# MAC Trainers Studio Talk 3/27/10 Perfect Makeup



## sheaspearl83 (Mar 30, 2010)

2 Trainers came to our local counter to teach basic and advance classes.  I attended the advanced class and decided to reorganize my prep kit:

Skin Care
Pro Eye Makeup Remover (requested additional reviews, have always used Lancome's)
MAC's wipes - definitely
Neutrogena Acne Oil Free Lotion 8 hours - night only

Day Regimen
face cleansing brush
Lancome's new massage cleanser - just feels so good
Neutrogena toner
Fix + spray
Fast Response Eye Cream
Select Coverup concealer - brush #195
Prep and Prime lash
Studio Fix Lash mascara (I am still using Mascara X or Lancome)
lashes of choice (No, allergic to latex; I only wish)
eye kohl (Costa Riche was the big promotion)
Bare Study or Groundwork paint pot
MAC Oil Control Lotion
Skin Prep N Prime lotion
Translucent Prep N Prime mattifying powder - My skin is very oily in t-zone; even around lips.
Select Coverup concealer - mattifies also
Lip Conditioner
Spice Lip Pencil - a staple for everyone
       or 
Lip Pencil for monochromatic look


Foundation depends on choice of look:  Studio Tech vs. MSF Natural
These were the two that they talked about giving an airbrushed look.

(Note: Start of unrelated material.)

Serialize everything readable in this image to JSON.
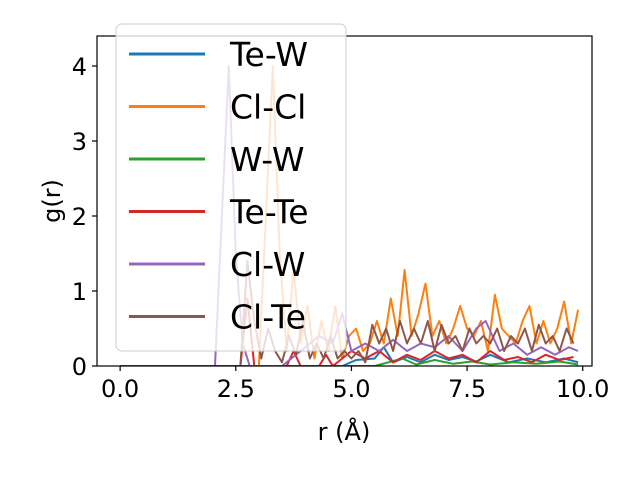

Please have these staples available:  beauty powder, mineralized blush, and MSF (used to highlight only; unless using Dark or Deep Dark MSF for bronzed contour).  All done with brush #168.  Yes, I was shocked, also.

Hopefully, there is someone new who needs this information or like me and always searching for new ways.  I decided to purchase a small hot pink scrapbook supply holder for my Prep N Prime items and I placed it inside a Rubbermaid clear container to remain clean.  Thanks for reading!


----------